Citizens League

I spent the first two hours of my morning today in St. Paul at an event sponsored by the Citizens League. The event was a planning meeting for the Citizens League’s Regional Policy Conference, which is scheduled for September 23 in Chaska.

The event today wasn’t billed as a focus group, but that’s sort of how it functioned. There were about twenty people there plus four or five staff members from the Citizens League. The participants included County Commissioners, City Council Members, leaders from non-profit organizations, State employees, a State representative, Chamber of Commerce representatives, leaders from professional organizations representing education & transportation, and…one city manager.

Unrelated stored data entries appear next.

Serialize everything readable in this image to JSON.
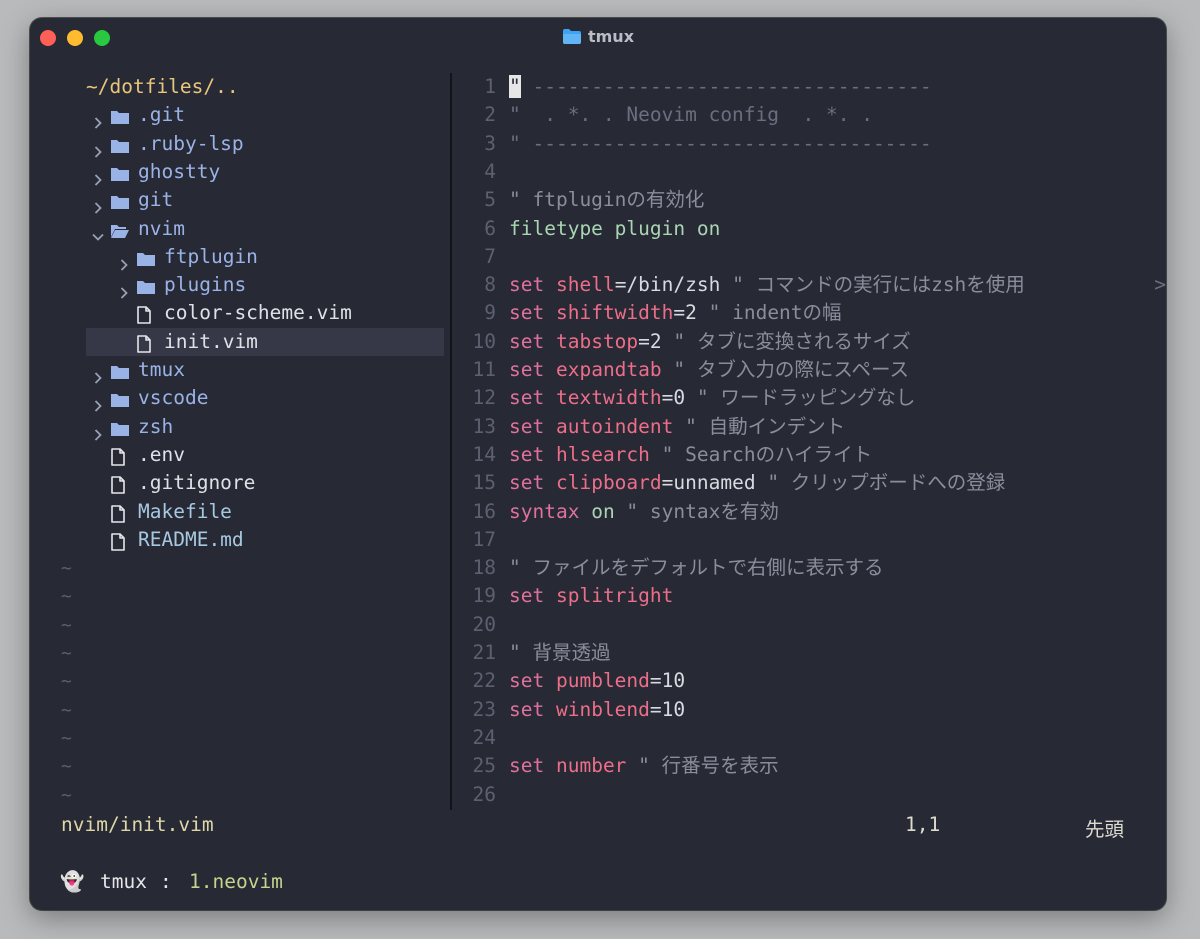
{
  "window": {
    "title": "tmux",
    "title_icon": "folder-icon"
  },
  "tree": {
    "root": "~/dotfiles/..",
    "items": [
      {
        "name": ".git",
        "kind": "dir",
        "open": false,
        "depth": 1,
        "color": "#9ab3e6"
      },
      {
        "name": ".ruby-lsp",
        "kind": "dir",
        "open": false,
        "depth": 1,
        "color": "#9ab3e6"
      },
      {
        "name": "ghostty",
        "kind": "dir",
        "open": false,
        "depth": 1,
        "color": "#9ab3e6"
      },
      {
        "name": "git",
        "kind": "dir",
        "open": false,
        "depth": 1,
        "color": "#9ab3e6"
      },
      {
        "name": "nvim",
        "kind": "dir",
        "open": true,
        "depth": 1,
        "color": "#9ab3e6"
      },
      {
        "name": "ftplugin",
        "kind": "dir",
        "open": false,
        "depth": 2,
        "color": "#9ab3e6"
      },
      {
        "name": "plugins",
        "kind": "dir",
        "open": false,
        "depth": 2,
        "color": "#9ab3e6"
      },
      {
        "name": "color-scheme.vim",
        "kind": "file",
        "depth": 2,
        "color": "#e0e1e6"
      },
      {
        "name": "init.vim",
        "kind": "file",
        "depth": 2,
        "selected": true,
        "color": "#e0e1e6"
      },
      {
        "name": "tmux",
        "kind": "dir",
        "open": false,
        "depth": 1,
        "color": "#9ab3e6"
      },
      {
        "name": "vscode",
        "kind": "dir",
        "open": false,
        "depth": 1,
        "color": "#9ab3e6"
      },
      {
        "name": "zsh",
        "kind": "dir",
        "open": false,
        "depth": 1,
        "color": "#9ab3e6"
      },
      {
        "name": ".env",
        "kind": "file",
        "depth": 1,
        "color": "#e0e1e6"
      },
      {
        "name": ".gitignore",
        "kind": "file",
        "depth": 1,
        "color": "#e0e1e6"
      },
      {
        "name": "Makefile",
        "kind": "file",
        "depth": 1,
        "color": "#a7c8e1"
      },
      {
        "name": "README.md",
        "kind": "file",
        "depth": 1,
        "color": "#a7c8e1"
      }
    ],
    "tilde": "~",
    "tilde_count": 9
  },
  "editor": {
    "lines": [
      {
        "n": "1",
        "tokens": [
          [
            "cursor",
            "\""
          ],
          [
            "dash",
            " ----------------------------------"
          ]
        ]
      },
      {
        "n": "2",
        "tokens": [
          [
            "dash",
            "\"  . *. . Neovim config  . *. ."
          ]
        ]
      },
      {
        "n": "3",
        "tokens": [
          [
            "dash",
            "\" ----------------------------------"
          ]
        ]
      },
      {
        "n": "4",
        "tokens": []
      },
      {
        "n": "5",
        "tokens": [
          [
            "cmt",
            "\" ftpluginの有効化"
          ]
        ]
      },
      {
        "n": "6",
        "tokens": [
          [
            "val",
            "filetype plugin on"
          ]
        ]
      },
      {
        "n": "7",
        "tokens": []
      },
      {
        "n": "8",
        "tokens": [
          [
            "kw",
            "set"
          ],
          [
            "txt",
            " "
          ],
          [
            "opt",
            "shell"
          ],
          [
            "txt",
            "=/bin/zsh"
          ],
          [
            "cmt",
            " \" コマンドの実行にはzshを使用"
          ]
        ],
        "overflow": ">"
      },
      {
        "n": "9",
        "tokens": [
          [
            "kw",
            "set"
          ],
          [
            "txt",
            " "
          ],
          [
            "opt",
            "shiftwidth"
          ],
          [
            "txt",
            "=2"
          ],
          [
            "cmt",
            " \" indentの幅"
          ]
        ]
      },
      {
        "n": "10",
        "tokens": [
          [
            "kw",
            "set"
          ],
          [
            "txt",
            " "
          ],
          [
            "opt",
            "tabstop"
          ],
          [
            "txt",
            "=2"
          ],
          [
            "cmt",
            " \" タブに変換されるサイズ"
          ]
        ]
      },
      {
        "n": "11",
        "tokens": [
          [
            "kw",
            "set"
          ],
          [
            "txt",
            " "
          ],
          [
            "opt",
            "expandtab"
          ],
          [
            "cmt",
            " \" タブ入力の際にスペース"
          ]
        ]
      },
      {
        "n": "12",
        "tokens": [
          [
            "kw",
            "set"
          ],
          [
            "txt",
            " "
          ],
          [
            "opt",
            "textwidth"
          ],
          [
            "txt",
            "=0"
          ],
          [
            "cmt",
            " \" ワードラッピングなし"
          ]
        ]
      },
      {
        "n": "13",
        "tokens": [
          [
            "kw",
            "set"
          ],
          [
            "txt",
            " "
          ],
          [
            "opt",
            "autoindent"
          ],
          [
            "cmt",
            " \" 自動インデント"
          ]
        ]
      },
      {
        "n": "14",
        "tokens": [
          [
            "kw",
            "set"
          ],
          [
            "txt",
            " "
          ],
          [
            "opt",
            "hlsearch"
          ],
          [
            "cmt",
            " \" Searchのハイライト"
          ]
        ]
      },
      {
        "n": "15",
        "tokens": [
          [
            "kw",
            "set"
          ],
          [
            "txt",
            " "
          ],
          [
            "opt",
            "clipboard"
          ],
          [
            "txt",
            "=unnamed"
          ],
          [
            "cmt",
            " \" クリップボードへの登録"
          ]
        ]
      },
      {
        "n": "16",
        "tokens": [
          [
            "kw",
            "syntax"
          ],
          [
            "txt",
            " "
          ],
          [
            "val",
            "on"
          ],
          [
            "cmt",
            " \" syntaxを有効"
          ]
        ]
      },
      {
        "n": "17",
        "tokens": []
      },
      {
        "n": "18",
        "tokens": [
          [
            "cmt",
            "\" ファイルをデフォルトで右側に表示する"
          ]
        ]
      },
      {
        "n": "19",
        "tokens": [
          [
            "kw",
            "set"
          ],
          [
            "txt",
            " "
          ],
          [
            "opt",
            "splitright"
          ]
        ]
      },
      {
        "n": "20",
        "tokens": []
      },
      {
        "n": "21",
        "tokens": [
          [
            "cmt",
            "\" 背景透過"
          ]
        ]
      },
      {
        "n": "22",
        "tokens": [
          [
            "kw",
            "set"
          ],
          [
            "txt",
            " "
          ],
          [
            "opt",
            "pumblend"
          ],
          [
            "txt",
            "=10"
          ]
        ]
      },
      {
        "n": "23",
        "tokens": [
          [
            "kw",
            "set"
          ],
          [
            "txt",
            " "
          ],
          [
            "opt",
            "winblend"
          ],
          [
            "txt",
            "=10"
          ]
        ]
      },
      {
        "n": "24",
        "tokens": []
      },
      {
        "n": "25",
        "tokens": [
          [
            "kw",
            "set"
          ],
          [
            "txt",
            " "
          ],
          [
            "opt",
            "number"
          ],
          [
            "cmt",
            " \" 行番号を表示"
          ]
        ]
      },
      {
        "n": "26",
        "tokens": []
      }
    ]
  },
  "statusline": {
    "file": "nvim/init.vim",
    "position": "1,1",
    "relative": "先頭"
  },
  "tmux": {
    "ghost": "👻",
    "session": "tmux",
    "separator": ":",
    "window": "1.neovim"
  }
}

The intended outcome of the meeting was listed clearly on our meeting agenda: Identify critical issues and opportunities to address at the September 23 Regional Policy Conference. Our discussion was wrapped around three discussion questions:

1. Are we (i.e. – the Twin Cities region) stuck? (Stuck as in stalled, nothing happening, stuck in a rut.)

2. De we need a new definition of “leadership?” (We didn’t talk much about this one.)

3. Are the problems we face as a region caused by design flaws in our public systems or flaws in the way we are executing our performance within those systems. (The easy answer to this one is, of course, “a little bit of both”, but the staff would not let people crawl into that safe answer.)

We had a very interesting and enlightening discussion, because we did not have to solve anything today. We just had to identify issues and opportunities. We didn’t even have to justify why we identified some and not others. The staff will take everything they heard today, integrate it with the same sort of stuff they heard from a previous group and with the same sort of stuff (probably) they’ll hear from a subsequent group, and then produce a proposed agenda for their September 23 conference.

Then, they’ll shoot that agenda out to the participants in the planning groups and we’ll all get a chance to give some more feedback. I suppose, and I hope for the sake of the staff, that that’ll be about it for the planning process. By the time they get to that final stage they’re pretty much going to be at the “fish or cut bait” point. Go with what you got and plan, plan, plan away.

I have not participated in a Citizens League event before today. It was fun. I hope I get to do it again someday.